Towler hadn’t been kidding. Diamond had not died well. He had a bullet hole in the centre of his forehead but Fluke didn’t need a pathologist to tell him he’d also been brutally tortured.

‘Shit,’ Fluke said to himself, as he circled the body, not getting too close. The scene hadn’t been processed.

Diamond was sitting on a high-backed wooden chair, probably taken from the kitchen. He was naked apart from a tea towel covering his groin. It was soaked in dark blood. A pool of blood had congealed on the floor underneath the chair.

He’d clearly been there for some time. The corpse had swelled as bacteria dissolved bodily tissue. Fluid was leaking from Diamond’s orifices and the smell was worse, the nearer the body Fluke was. It seemed to get into the very mucus of his nose and he knew it would remain with him long after he left the room.

Blisters had formed on his body and some had burst. Diamond’s eyes were sunken and milky grey. Despite that, they seemed to be staring directly at Fluke through the swollen eyelids.

His torso was pale, almost translucent. Fluke bent down and looked at his legs. The blood, following the laws of gravity, had settled there and turned them purple. He made a mental note; Kenneth Diamond hadn’t been moved, it was where he died. In that room, tied to that chair, and by the expression on his face, screaming in absolute agony.

A lone fly buzzed around and settled on some fluid leaking from his ears. Fluke knew that the body broke down fairly quickly and estimated it had been
in situ
for the best part of a week, possibly longer. When the pathologist got there, he hoped it was Henry and that he had Lucy with him. The corpse had been here long enough for her to find insect activity.

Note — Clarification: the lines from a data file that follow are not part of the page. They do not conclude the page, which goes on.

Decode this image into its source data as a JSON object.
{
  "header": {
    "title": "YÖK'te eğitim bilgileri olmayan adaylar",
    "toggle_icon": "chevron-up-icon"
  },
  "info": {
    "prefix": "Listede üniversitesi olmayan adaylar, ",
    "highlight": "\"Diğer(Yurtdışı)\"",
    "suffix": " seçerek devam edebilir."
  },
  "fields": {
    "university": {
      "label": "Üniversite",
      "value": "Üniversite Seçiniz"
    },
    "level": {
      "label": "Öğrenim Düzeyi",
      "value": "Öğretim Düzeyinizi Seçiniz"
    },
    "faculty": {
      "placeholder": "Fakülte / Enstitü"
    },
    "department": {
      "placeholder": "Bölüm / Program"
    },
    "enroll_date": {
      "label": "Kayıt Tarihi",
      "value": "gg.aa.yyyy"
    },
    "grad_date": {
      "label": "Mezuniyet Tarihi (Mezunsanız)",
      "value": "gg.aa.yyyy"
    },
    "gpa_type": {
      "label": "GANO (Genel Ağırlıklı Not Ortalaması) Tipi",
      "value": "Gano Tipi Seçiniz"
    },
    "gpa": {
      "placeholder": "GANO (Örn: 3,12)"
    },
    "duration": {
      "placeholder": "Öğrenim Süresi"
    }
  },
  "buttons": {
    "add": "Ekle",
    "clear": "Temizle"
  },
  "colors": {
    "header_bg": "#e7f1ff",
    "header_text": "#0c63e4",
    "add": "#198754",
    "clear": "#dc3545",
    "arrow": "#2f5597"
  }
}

His face was swollen but Fluke couldn’t be sure whether that was due to the decomposition process or the beating he’d been subjected to. Threads of drool and blood hung from his gaping mouth. The lips had stretched and he could see that some of Diamond’s teeth were missing. He looked down at the carpeted floor and saw white bloody fragments scattered around the base of the chair.

Fluke walked round the back of the body and saw he’d been secured using wire coat hangers. The swelling of his wrists had enveloped the wire against his skin but he could see it joining his hands together. He thought he saw something and bent down for a closer look. Diamond no longer had any fingernails. He looked at the floor again but couldn’t see them scattered among the teeth.

‘Fingernails?’ he said to Rogers, who until that point hadn’t said a word.

‘Over there,’ he replied, pointing towards the workbench.

Fluke looked up, squinted and walked over. On top of the bench was a pair of bloodied pliers. Even Chambers could have worked out what they’d been used for. Lined up in two rows of five, were Diamond’s fingernails. Fluke looked back in to check something and confirmed that his chair was facing the bench. Someone had been making a show of it, letting him see how many he had left to go.

The bench had two other tools on it: a hammer and long bladed knife. Both were encrusted with dark blood. There was also a plastic bottle containing a clear liquid.

It was easy to see what the hammer had been used for. Diamond no longer had knees. With tremendous force and accuracy, they’d been reduced to a pink, jelly like mush. Fluke forced himself to look closer. He could see the indent of the ball-peen end. He looked down at what had been his feet. They’d been reduced to same bloody pulp as his knees.